Ich habe ein Programm, welches Anfragen bündelt bzw. dokumentiert. Jede Kundenanfrage bekommt eine laufende Nummer.
Meist ist solch eine Anfrage an Personen gebunden. 

Ist es mit BIRT möglich, mir eine grafische Auflistung:

- der Anfragen insgesamt
- der Anfrage pro Personen
- und grob die Themen der Anfragen

ausgeben zu lassen und in einem schönen pdf-File grafisch anzeigen zu lassen?

Ist das möglich oder ist dazu ne Menge Programmierarbeit nötig?

Beste Grüße
sauerpeter


----------



## parabool (12. Sep 2013)

prinzipiell ist das mit Birt möglich.
Aufwand wäre:
- programmierung = Einbindung von und Datenübergabe an Birt-Engine
- Erstellung des Berichtslayout/scripting

Jasperreport wäre auch eine Alternative (meiner Meinung nach leichter)


----------



## sauerpeter (12. Sep 2013)

parabol, vielen Dank für deine Antwort.

Ok, das BErichtslayout halte ich für weniger kompliziert. Wenn ich mich in BIRT + dessen Erstellung bißchen eingehender eingefuchst habe, ist das sicher zu schaffen.

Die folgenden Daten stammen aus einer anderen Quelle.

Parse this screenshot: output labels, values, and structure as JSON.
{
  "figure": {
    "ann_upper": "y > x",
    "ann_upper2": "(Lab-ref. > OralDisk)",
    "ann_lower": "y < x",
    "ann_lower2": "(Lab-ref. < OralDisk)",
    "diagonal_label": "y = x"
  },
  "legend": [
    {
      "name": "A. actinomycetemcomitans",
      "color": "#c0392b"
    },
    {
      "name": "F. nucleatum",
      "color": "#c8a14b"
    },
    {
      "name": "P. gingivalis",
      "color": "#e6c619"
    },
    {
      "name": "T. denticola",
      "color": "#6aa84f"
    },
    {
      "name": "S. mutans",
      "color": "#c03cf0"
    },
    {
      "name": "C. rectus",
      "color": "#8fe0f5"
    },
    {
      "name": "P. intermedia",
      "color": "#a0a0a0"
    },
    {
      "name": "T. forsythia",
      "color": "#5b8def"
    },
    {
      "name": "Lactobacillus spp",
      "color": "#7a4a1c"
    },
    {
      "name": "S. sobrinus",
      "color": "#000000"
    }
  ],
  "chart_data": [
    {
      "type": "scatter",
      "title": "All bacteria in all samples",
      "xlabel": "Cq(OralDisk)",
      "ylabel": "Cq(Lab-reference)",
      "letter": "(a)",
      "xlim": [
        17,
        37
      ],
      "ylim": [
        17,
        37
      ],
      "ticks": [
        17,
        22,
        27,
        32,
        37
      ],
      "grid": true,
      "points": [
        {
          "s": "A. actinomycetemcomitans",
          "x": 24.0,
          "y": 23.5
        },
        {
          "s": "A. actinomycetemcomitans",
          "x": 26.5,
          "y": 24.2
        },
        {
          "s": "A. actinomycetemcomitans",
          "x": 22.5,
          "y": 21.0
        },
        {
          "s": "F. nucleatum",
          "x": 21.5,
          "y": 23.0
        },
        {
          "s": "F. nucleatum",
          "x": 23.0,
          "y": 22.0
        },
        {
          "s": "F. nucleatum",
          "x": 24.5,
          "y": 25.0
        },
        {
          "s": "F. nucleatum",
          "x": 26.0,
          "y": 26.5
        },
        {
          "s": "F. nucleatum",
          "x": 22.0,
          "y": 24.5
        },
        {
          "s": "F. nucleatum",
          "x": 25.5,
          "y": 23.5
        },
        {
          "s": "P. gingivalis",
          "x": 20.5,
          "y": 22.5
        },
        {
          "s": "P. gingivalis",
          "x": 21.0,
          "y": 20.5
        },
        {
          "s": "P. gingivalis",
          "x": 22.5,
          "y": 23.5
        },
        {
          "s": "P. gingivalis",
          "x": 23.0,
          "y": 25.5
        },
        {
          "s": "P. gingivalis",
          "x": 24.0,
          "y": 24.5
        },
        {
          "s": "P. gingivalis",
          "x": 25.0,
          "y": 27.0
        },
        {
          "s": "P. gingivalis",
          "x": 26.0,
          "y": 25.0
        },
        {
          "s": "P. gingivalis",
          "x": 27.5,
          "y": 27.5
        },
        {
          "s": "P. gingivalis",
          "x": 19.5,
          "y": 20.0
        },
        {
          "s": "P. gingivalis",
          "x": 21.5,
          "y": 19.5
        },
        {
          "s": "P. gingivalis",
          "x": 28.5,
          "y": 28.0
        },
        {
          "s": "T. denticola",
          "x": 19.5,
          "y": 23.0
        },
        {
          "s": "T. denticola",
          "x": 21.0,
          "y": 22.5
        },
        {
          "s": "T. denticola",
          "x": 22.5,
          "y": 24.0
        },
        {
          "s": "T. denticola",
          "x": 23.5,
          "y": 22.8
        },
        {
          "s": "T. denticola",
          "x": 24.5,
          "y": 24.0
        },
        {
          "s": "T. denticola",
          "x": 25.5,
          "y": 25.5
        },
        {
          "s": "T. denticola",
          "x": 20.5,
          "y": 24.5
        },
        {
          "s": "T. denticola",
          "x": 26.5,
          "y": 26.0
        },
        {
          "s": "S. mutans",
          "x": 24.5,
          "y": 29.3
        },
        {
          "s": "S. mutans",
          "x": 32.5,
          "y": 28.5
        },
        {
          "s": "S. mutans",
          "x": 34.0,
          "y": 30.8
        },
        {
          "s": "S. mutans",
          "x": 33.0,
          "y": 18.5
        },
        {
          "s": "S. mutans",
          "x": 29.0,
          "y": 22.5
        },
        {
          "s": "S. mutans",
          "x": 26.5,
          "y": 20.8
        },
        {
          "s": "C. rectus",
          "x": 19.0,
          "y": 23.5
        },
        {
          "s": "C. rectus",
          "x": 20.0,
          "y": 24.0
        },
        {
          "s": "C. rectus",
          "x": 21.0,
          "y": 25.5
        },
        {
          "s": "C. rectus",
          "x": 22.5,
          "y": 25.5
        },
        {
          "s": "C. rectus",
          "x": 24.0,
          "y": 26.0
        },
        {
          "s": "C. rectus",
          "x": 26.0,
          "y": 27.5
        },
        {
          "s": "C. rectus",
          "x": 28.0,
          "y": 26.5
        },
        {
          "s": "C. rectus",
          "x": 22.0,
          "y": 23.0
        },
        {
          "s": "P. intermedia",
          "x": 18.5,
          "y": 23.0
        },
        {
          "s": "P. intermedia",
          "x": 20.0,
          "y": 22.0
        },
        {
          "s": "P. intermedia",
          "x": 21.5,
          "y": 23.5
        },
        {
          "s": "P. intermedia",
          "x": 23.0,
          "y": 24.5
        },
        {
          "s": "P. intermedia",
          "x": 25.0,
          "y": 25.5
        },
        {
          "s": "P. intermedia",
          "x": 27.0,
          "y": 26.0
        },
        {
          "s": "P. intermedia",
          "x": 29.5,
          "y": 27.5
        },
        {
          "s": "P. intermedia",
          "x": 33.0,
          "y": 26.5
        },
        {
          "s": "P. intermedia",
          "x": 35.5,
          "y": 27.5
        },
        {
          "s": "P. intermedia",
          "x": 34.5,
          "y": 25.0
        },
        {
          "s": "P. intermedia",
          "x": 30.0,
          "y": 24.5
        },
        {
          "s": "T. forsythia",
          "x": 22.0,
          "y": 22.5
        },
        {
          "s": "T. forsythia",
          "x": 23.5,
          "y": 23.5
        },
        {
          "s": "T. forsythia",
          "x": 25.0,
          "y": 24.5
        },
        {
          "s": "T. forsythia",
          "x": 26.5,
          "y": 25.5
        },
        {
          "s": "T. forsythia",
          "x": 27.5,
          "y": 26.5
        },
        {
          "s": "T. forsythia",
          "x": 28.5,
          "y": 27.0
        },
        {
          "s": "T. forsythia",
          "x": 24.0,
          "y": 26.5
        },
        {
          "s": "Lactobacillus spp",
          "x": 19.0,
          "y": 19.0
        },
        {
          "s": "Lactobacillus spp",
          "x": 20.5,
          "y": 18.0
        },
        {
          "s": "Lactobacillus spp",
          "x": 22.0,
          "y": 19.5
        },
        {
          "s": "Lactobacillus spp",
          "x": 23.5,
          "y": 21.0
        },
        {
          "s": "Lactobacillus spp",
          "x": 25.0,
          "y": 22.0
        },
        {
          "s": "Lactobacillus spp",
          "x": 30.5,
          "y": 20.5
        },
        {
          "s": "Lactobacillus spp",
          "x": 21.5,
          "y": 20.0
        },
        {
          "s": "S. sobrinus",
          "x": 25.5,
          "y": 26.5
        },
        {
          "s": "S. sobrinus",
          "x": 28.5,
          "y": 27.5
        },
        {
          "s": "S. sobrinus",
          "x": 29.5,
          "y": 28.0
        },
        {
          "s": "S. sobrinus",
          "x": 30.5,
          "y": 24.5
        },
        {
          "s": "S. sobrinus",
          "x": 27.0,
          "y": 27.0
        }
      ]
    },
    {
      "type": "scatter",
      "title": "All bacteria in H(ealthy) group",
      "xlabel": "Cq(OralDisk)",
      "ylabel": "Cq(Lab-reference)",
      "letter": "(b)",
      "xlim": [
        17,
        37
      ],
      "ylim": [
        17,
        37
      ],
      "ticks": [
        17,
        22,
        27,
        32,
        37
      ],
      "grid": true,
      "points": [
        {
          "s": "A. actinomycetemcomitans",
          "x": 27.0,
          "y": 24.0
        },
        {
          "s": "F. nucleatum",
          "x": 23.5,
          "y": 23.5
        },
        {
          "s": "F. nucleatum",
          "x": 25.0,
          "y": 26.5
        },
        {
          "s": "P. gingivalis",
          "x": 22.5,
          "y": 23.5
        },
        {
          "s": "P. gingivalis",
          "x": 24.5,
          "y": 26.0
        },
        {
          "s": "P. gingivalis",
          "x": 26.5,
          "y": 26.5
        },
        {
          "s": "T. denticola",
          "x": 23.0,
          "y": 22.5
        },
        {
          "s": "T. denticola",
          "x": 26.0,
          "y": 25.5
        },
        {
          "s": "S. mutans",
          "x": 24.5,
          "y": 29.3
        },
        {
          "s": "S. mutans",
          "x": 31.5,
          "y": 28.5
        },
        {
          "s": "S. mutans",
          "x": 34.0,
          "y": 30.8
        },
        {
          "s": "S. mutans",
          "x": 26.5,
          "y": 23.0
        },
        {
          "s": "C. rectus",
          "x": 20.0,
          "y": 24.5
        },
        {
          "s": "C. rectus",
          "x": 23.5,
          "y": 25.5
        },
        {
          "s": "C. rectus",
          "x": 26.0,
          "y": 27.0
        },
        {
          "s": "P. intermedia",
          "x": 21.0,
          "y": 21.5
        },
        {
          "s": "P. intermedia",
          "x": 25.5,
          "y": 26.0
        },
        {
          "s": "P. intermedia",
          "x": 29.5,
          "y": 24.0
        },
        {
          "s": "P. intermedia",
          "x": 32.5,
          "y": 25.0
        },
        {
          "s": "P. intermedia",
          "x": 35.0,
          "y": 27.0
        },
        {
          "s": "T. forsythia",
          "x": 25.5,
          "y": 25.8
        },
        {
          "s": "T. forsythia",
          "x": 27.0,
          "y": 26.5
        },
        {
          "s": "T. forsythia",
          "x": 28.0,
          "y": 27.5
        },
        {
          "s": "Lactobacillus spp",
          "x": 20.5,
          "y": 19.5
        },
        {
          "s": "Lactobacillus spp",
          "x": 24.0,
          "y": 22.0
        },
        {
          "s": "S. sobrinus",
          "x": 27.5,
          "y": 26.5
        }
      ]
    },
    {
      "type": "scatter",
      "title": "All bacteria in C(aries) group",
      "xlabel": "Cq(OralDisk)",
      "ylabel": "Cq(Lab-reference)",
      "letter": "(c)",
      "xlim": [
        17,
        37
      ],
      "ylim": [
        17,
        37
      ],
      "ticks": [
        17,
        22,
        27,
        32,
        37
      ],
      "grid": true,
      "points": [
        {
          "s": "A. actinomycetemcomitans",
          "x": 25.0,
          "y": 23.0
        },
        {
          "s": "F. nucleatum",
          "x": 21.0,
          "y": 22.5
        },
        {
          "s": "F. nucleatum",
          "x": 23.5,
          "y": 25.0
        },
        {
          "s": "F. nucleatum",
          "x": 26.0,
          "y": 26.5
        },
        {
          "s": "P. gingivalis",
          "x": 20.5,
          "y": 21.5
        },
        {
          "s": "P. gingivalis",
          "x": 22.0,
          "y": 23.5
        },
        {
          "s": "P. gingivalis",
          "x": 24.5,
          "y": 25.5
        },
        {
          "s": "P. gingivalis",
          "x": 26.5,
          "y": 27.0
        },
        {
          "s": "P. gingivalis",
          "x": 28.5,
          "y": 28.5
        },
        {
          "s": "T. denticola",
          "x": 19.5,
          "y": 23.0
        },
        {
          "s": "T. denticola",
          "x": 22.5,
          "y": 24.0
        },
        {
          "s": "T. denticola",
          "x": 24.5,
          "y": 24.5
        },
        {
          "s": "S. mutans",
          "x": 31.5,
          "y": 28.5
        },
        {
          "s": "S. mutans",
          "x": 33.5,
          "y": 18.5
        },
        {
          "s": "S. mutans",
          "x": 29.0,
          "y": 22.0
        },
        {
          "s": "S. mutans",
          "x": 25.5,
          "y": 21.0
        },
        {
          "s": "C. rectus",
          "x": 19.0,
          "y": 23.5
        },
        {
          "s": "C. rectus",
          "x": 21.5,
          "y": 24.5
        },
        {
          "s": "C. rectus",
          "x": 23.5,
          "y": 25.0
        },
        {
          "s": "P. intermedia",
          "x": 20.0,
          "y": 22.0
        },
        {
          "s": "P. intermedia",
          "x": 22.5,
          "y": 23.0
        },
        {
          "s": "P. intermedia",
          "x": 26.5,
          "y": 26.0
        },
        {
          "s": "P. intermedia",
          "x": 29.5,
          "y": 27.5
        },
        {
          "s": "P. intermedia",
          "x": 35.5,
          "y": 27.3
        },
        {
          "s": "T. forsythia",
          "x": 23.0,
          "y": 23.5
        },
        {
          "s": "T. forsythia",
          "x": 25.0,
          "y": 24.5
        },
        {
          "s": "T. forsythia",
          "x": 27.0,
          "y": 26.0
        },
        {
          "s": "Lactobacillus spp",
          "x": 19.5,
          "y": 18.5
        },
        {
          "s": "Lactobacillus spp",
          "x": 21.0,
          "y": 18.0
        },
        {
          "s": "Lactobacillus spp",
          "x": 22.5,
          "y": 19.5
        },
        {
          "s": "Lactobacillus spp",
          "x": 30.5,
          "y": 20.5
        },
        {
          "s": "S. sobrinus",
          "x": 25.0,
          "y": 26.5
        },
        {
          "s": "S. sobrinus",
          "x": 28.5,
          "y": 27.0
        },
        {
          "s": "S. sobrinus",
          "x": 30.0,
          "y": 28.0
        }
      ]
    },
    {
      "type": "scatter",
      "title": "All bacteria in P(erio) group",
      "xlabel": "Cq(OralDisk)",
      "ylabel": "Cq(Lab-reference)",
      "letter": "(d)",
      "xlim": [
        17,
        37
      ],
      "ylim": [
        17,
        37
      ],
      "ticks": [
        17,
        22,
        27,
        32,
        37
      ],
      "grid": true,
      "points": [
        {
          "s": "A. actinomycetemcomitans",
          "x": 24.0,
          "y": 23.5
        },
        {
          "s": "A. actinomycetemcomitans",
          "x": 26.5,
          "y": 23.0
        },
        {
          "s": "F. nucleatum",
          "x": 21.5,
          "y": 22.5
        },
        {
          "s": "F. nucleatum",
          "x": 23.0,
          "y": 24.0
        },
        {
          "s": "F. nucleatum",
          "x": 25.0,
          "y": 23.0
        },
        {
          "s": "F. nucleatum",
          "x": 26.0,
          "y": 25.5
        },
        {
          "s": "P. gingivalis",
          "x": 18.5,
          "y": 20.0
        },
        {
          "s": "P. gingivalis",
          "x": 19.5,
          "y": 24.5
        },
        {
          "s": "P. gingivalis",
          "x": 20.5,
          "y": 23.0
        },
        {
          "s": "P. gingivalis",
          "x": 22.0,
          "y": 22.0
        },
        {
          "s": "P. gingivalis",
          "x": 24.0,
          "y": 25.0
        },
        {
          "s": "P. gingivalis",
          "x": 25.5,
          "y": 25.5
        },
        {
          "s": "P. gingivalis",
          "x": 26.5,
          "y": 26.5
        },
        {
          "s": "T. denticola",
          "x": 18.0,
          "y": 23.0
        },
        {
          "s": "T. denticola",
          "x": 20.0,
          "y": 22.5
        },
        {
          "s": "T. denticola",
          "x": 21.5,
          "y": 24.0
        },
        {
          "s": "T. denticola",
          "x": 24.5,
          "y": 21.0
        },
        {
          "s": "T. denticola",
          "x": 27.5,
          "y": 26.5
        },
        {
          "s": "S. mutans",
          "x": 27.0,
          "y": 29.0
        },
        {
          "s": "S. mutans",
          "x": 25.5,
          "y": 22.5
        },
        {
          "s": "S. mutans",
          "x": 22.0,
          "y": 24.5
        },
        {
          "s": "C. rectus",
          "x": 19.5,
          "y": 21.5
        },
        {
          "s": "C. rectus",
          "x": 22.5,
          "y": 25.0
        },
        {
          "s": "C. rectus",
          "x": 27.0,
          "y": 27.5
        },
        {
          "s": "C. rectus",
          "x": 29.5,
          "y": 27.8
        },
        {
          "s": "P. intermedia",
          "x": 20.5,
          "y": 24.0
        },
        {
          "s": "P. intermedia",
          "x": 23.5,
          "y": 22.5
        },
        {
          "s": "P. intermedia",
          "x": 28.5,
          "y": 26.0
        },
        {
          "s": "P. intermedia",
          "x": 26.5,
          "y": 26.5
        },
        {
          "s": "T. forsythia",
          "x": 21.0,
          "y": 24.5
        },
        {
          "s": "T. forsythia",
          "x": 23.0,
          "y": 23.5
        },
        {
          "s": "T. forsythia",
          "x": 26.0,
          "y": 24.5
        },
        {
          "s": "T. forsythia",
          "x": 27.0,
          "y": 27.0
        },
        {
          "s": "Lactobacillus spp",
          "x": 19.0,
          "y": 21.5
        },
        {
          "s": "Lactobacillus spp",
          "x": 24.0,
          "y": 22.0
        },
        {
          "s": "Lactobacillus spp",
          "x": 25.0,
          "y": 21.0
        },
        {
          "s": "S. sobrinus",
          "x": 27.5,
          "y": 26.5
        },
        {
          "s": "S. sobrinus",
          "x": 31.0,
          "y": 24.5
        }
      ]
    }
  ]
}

Einziges Problem ist wirklich das mit den Daten. das sich der Report zur Auswertung wirklich die verschiedenen Daten aus der Datenbank zieht. Ist das generell tricky oder "einfach". Weißt du das zufällig?


----------



## sauerpeter (12. Sep 2013)

Nach Jasperreport muss ich mal schauen. Vielen Dank für den Hinweis.:toll:


----------



## parabool (12. Sep 2013)

bei Birt gibt es 2 Wege:

1. Datenquelle direkt im Birt-Report einlesen (dann ev. mehr Scripting (javascript))
2. Datenübergabe im Java-Programm


----------